All of this has meant that in the first six months of the implementation, the Gavi REACH consortium has delivered  DPT1 (diphtheria, pertussis and tetanus-containing vaccine) to 200,000 children and MCV1 (measles-containing vaccine) to about 300,000 children in Ethiopia, Somalia, Sudan and South Sudan.  

Innovating in immunisation  

While this initiative has brought vaccines to children who would never otherwise have received them, it is an important proof of concept that shows that for populations in deeply inaccessible, conflict-ridden areas, a different approach to vaccination programmes is essential.  

"Integrating vaccines with other humanitarian services is what is going to deliver results. Expecting health systems to magically cover all children just doesn't work – this is why immunisation rates in these countries have stagnated at around 80% for decades," says Mesfin. 

Reynolds agrees. "There can be a kind of magnetic pull to delivering vaccines as they always have been done, but we have the evidence that this doesn't work in these kinds of settings." 

“Integrating vaccines with other humanitarian services is what is going to deliver results. Expecting health systems to magically cover all children just doesn’t work – this is why immunisation rates in these countries have stagnated at around 80% for decades.”

– Mesfin Teklu Tessema, IRC’s Global Health lead

More importantly, she says, we now have proof that using an approach that combines humanitarian expertise with robust microplanning and an alternative supply chain is highly effective. 

Global health agencies will also need to examine what areas need to be strengthened in these contexts, says Reynolds. "We often focus on health systems strengthening in low-income countries, but that is not going to take us where health systems won't go. Understanding who you want to reach and what the barriers are is important, or else we won't make progress, no matter how much money we pour into it." 

Looking at the issue broadly will also mean focusing on under-immunised children; tunnel-vision zero-dose programming will not solve the problem, she adds. 

Taking a wider lens is critical in a situation where few health services have gone to plan, says Mesfin.
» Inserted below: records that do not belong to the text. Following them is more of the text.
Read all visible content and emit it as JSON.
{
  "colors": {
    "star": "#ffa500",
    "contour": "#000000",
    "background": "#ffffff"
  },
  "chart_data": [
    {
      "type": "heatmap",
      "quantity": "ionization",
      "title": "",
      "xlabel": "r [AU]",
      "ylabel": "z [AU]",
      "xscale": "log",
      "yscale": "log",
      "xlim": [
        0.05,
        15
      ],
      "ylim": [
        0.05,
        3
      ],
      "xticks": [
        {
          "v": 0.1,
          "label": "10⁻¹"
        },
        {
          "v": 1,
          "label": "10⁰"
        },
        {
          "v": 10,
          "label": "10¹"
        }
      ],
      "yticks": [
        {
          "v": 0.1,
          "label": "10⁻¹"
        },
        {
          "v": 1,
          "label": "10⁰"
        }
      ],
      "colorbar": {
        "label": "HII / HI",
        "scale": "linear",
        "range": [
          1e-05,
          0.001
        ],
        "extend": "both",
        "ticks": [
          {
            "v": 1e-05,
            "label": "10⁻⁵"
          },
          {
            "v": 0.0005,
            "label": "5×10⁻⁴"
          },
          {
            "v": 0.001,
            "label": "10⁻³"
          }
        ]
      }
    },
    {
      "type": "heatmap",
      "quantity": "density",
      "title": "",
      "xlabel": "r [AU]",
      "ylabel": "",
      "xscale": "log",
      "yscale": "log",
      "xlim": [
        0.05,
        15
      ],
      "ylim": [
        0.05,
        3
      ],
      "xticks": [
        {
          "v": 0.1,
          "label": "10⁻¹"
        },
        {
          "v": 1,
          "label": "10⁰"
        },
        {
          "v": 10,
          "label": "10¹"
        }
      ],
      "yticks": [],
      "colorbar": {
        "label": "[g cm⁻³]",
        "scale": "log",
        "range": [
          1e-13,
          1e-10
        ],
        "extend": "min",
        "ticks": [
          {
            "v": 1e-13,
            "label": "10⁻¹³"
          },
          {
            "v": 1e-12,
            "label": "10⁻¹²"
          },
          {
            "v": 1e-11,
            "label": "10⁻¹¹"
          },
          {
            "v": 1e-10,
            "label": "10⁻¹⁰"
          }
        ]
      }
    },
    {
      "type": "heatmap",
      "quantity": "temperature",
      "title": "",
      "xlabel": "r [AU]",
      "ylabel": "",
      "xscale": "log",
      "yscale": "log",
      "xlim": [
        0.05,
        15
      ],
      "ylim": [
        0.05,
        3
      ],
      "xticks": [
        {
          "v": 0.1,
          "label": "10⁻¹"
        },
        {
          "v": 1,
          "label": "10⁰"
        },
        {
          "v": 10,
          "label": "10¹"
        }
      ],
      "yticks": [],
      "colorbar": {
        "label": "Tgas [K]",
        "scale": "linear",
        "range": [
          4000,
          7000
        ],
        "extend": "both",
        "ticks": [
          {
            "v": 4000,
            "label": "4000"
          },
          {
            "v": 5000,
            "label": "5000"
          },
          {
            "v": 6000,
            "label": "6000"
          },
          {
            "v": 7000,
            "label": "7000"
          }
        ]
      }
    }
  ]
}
In the Ethiopian states of Tigray, Amhara and Afar, for instance, interruptions in primary health care due to conflict have meant children have been without vaccines for up to five years.  

Yet the policy for catch-up vaccine programmes is to target only children aged two and under, meaning that there is little funding for catch up immunisations for kids who may be five years old and still in need of essential vaccines. "A change in this policy would be transformative, since it represents a significant missed opportunity," says Mesfin. Similarly, changes in policy to allow humanitarian actors to be funded to deliver vaccines directly would allow for agile immunisation responses in conflict-ridden settings, he says. 

Immunisation has always been plagued by an issue of equity, and those in greatest need of vaccines are often the least likely to get them. Through this work, says Mesfin, "We have a real opportunity to address equity in a meaningful way."